When Defending Your Writing Becomes Defending Yourself
In the past year, my first in a prestigious Ph.D. program in creative writing and literature, I have often felt conspicuous as a writer of color. I have felt a responsibility to speak up when race is discussed, but I have also resented this responsibility. Lately, I have found myself burying my head. It bothers me to no end that the pressure is beating me, and yet it is.
Like many writers of color, I read Junot Diaz's "MFA vs. POC" on the New Yorker blog, and identified with his anger and sadness at the loss of voices of color to the "white straight male" default of the writing workshop — a group of writers gathering to critique one another's work. I have had "good" and "bad" workshop experiences, but for me whenever race comes up, it feels, somehow, traumatic. While most issues in workshop are presented as universal to story, race can come off as a burden personal to writers of color.
The Burden Of Craft
Here is a not uncommon experience. Writer Emily X.R. Pan was told by the white writers in her workshop that the racism in her story could never happen — though every incident had happened to her.

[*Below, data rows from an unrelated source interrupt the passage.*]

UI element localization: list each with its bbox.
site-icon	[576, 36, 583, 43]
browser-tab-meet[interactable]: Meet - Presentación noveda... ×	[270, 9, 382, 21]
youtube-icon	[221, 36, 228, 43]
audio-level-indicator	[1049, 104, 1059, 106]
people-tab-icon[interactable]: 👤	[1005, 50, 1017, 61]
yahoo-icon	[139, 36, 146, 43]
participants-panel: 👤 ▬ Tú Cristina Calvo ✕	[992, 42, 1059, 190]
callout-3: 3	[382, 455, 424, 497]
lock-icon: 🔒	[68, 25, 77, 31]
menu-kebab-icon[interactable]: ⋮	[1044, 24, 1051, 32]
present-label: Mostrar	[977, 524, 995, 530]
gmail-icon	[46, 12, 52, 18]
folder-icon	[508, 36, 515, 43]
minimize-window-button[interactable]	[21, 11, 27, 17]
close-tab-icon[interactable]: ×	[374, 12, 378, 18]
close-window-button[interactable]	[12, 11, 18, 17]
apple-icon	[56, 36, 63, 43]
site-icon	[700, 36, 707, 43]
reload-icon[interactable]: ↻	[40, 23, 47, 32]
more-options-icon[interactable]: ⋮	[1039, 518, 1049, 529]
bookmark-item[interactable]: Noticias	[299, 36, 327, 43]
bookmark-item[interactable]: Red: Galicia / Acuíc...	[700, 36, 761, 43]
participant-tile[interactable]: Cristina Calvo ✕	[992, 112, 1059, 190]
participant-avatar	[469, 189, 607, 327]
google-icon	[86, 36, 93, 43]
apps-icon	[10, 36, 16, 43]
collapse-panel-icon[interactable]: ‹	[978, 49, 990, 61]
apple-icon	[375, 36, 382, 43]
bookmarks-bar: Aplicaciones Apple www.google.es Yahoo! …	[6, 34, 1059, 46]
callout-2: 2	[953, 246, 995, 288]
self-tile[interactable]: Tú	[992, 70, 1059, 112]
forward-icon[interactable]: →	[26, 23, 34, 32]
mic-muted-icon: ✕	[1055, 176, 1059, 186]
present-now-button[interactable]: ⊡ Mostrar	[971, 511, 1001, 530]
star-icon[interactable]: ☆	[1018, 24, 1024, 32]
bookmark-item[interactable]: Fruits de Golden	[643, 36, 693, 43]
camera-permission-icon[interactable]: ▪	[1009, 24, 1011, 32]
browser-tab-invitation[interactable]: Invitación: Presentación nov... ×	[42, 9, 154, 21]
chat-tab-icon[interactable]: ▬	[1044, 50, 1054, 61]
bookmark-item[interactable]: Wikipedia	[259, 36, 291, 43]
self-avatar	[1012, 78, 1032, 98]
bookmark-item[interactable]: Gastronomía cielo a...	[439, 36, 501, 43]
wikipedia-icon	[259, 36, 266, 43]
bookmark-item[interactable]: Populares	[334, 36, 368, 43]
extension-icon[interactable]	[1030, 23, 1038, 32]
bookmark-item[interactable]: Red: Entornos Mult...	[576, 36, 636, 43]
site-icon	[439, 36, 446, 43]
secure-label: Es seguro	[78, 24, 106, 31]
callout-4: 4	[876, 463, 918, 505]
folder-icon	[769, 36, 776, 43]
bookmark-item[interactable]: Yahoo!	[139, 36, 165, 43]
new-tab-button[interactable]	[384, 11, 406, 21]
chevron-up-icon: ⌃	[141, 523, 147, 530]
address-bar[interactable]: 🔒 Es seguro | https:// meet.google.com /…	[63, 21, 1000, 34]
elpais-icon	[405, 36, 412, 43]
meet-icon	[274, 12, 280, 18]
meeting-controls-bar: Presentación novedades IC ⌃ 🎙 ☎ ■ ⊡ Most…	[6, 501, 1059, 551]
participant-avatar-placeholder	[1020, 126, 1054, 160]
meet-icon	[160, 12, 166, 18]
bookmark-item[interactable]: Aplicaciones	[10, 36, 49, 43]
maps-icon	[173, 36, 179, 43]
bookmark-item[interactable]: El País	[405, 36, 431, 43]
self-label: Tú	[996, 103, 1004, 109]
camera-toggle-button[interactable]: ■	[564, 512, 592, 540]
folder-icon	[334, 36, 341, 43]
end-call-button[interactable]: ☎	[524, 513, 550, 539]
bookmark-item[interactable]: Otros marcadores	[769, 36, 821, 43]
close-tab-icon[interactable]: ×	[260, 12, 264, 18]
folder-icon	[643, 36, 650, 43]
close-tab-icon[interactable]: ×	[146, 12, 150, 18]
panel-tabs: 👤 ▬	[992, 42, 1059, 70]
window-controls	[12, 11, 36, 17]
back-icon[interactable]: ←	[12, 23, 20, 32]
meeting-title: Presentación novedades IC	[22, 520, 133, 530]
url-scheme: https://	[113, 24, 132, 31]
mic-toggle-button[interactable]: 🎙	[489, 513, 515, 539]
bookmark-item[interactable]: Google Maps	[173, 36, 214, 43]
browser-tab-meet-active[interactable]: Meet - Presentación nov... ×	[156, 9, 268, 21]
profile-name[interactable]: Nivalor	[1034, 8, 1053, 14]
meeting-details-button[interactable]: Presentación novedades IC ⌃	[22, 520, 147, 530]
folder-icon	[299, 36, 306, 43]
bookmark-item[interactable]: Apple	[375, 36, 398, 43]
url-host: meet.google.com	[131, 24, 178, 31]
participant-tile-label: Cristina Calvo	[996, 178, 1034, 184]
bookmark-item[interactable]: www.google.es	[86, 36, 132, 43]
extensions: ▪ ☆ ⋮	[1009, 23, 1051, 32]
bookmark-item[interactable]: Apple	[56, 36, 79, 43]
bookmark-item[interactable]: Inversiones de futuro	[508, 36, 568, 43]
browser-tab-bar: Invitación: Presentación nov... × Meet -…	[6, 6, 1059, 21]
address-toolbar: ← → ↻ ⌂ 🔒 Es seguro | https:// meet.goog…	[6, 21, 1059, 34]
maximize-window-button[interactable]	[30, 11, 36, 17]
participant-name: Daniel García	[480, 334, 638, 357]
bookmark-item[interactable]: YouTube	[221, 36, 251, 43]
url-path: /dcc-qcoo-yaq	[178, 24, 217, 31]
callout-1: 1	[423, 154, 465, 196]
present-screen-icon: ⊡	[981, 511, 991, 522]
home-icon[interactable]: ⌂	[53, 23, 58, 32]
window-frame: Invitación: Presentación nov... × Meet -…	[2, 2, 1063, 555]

A writer might object that "it happened in real life" is a poor argument for why something should be depicted in fiction. On a craft level, the story should make it seem possible to ride one's bike 100 miles overnight or help deliver a baby on an airplane. But that is an argument for particular story context: introducing a character who often rides his bike long distances, for example.

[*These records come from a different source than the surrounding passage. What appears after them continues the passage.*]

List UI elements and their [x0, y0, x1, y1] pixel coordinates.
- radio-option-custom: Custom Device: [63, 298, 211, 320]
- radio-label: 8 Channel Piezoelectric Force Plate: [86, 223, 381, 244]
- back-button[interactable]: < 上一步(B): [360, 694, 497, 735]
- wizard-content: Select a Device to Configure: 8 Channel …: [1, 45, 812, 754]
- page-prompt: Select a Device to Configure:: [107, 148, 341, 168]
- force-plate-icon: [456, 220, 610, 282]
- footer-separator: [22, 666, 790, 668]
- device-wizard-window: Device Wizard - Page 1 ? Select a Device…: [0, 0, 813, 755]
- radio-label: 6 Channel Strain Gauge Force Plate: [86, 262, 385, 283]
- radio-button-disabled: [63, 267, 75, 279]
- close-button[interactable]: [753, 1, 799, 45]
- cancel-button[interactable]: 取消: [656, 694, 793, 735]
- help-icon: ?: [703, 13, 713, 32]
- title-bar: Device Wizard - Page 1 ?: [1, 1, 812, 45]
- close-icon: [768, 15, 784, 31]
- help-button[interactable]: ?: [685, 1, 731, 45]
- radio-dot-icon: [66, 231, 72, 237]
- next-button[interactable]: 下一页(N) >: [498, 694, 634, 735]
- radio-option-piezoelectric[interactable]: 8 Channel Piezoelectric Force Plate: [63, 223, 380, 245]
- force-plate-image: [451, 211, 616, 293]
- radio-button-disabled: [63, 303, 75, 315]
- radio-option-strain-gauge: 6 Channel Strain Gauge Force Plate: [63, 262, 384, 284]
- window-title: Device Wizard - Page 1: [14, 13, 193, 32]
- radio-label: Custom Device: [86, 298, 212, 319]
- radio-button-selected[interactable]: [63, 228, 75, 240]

A critique of race and racism is more often a case of the class questioning what happens because of the context of their lives. It is a critique that wears the pretense of craft, but what it is really doing is saying that a common experience needs to be treated as particular and unusual. As particular and unusual as the bike or baby example.
“ A woman in my program has been told that her stories need to be more ethnic, that readers should be able to smell the food.